How well do vaccines prevent transmission of the virus?
How well do vaccines prevent transmission of the virus?

With deconfinement will inevitably come an increase in the number of close contacts. People who have received zero, one or two doses of the vaccine will see people who have received zero, one or two doses of the vaccine. Vaccines are known to protect very well against COVID-19 infections, and even better against severe cases. However, in the rare cases that the vaccinees catch the virus (even without developing symptoms), at what point do they pass it on to the next?

To this thorny question, already addressed in our newsletter in February, we find new answers week by week. According to studies in a few countries, vaccines cut the risk of COVID-19 transmission by about half from people vaccinated to their contacts. A reassuring observation, which nevertheless calls for maintaining a certain caution as long as the virus is circulating strongly in the communities.

At the end of April, the English public health agency informed of the results of a large study of more than 365,000 half-vaccinated households where at least one case of COVID-19 had been detected. When the “index case”, that is to say the person who imported the virus into the household, had been vaccinated for 21 days or more, the risks of this one producing “secondary transmission” among relatives were 40-50% lower. The results were valid for both Pfizer’s vaccine and AstraZeneca’s.

Very recently, a study from Finland pointed in the same direction. From two to ten weeks after the first dose, the risk of secondary infection gradually decreased to approximately 40%. Just under half of the study group received their second dose after four weeks; the rest of the group still only had one dose after ten weeks. This pre-publication, not yet peer-reviewed, was filed online on May 29.

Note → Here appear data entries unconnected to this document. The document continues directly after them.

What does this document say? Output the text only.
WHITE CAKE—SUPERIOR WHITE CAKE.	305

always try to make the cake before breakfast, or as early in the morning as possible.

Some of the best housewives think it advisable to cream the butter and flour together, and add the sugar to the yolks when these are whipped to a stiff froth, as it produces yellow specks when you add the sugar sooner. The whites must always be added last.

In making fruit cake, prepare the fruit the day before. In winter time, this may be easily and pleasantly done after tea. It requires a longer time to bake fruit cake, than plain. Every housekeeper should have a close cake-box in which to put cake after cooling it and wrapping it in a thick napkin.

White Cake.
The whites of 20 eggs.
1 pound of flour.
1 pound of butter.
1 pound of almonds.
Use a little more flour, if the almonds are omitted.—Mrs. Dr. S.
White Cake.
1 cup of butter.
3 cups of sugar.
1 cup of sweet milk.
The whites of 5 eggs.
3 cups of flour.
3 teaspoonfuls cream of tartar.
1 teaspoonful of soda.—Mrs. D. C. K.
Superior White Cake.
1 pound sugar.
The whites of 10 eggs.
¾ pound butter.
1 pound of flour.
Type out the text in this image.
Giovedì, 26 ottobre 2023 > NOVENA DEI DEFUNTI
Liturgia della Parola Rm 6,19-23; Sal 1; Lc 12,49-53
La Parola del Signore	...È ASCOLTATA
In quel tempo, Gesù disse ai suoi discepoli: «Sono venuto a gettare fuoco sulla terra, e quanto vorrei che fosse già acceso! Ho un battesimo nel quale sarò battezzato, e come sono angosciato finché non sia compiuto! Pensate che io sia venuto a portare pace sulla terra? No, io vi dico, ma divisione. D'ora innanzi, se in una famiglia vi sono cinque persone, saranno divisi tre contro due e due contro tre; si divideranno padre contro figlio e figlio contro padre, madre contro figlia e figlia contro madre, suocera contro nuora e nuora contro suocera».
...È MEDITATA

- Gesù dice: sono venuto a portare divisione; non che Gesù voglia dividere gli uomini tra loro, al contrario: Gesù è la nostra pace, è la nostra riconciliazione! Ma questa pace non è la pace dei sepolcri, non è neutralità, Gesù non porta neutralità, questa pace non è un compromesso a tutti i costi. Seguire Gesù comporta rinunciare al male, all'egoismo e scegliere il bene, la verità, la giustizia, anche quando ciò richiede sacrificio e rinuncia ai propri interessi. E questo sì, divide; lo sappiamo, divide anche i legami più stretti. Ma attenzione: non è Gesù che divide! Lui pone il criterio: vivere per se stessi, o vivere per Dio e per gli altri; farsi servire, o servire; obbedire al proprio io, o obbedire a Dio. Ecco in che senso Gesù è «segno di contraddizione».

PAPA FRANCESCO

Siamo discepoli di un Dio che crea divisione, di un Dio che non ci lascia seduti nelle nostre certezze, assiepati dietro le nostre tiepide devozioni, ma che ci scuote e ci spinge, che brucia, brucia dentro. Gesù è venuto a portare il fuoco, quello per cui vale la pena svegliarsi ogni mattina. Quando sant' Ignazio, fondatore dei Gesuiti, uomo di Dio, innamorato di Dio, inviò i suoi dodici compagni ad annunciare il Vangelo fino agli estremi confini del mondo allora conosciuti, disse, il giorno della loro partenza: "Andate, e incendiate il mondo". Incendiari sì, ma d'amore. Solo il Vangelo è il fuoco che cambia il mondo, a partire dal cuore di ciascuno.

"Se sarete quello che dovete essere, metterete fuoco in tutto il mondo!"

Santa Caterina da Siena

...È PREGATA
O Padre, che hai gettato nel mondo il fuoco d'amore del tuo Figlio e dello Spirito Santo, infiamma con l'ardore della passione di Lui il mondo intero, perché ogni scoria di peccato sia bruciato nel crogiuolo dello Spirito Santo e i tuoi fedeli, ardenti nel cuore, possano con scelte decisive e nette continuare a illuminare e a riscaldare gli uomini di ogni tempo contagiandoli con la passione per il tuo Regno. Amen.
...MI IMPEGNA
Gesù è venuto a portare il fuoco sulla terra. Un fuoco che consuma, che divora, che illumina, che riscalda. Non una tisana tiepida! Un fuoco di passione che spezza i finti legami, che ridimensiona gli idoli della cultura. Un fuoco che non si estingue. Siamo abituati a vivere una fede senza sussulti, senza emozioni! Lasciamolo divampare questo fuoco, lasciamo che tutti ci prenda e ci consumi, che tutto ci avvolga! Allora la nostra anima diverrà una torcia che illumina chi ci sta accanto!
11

The mechanism involved in cutting off secondary transmission is not rocket science: the virus simply multiplies less in vaccinated people who develop an infection. A study from Israel, published in late March, showed that the viral load of infections occurring 12 to 37 days after a first dose of vaccine was “substantially reduced”. “These reduced viral loads suggest a potentially lower infectivity, which contributes to the effect of the vaccine on the spread of the virus”, explained the authors of the publication published in Nature Medicine.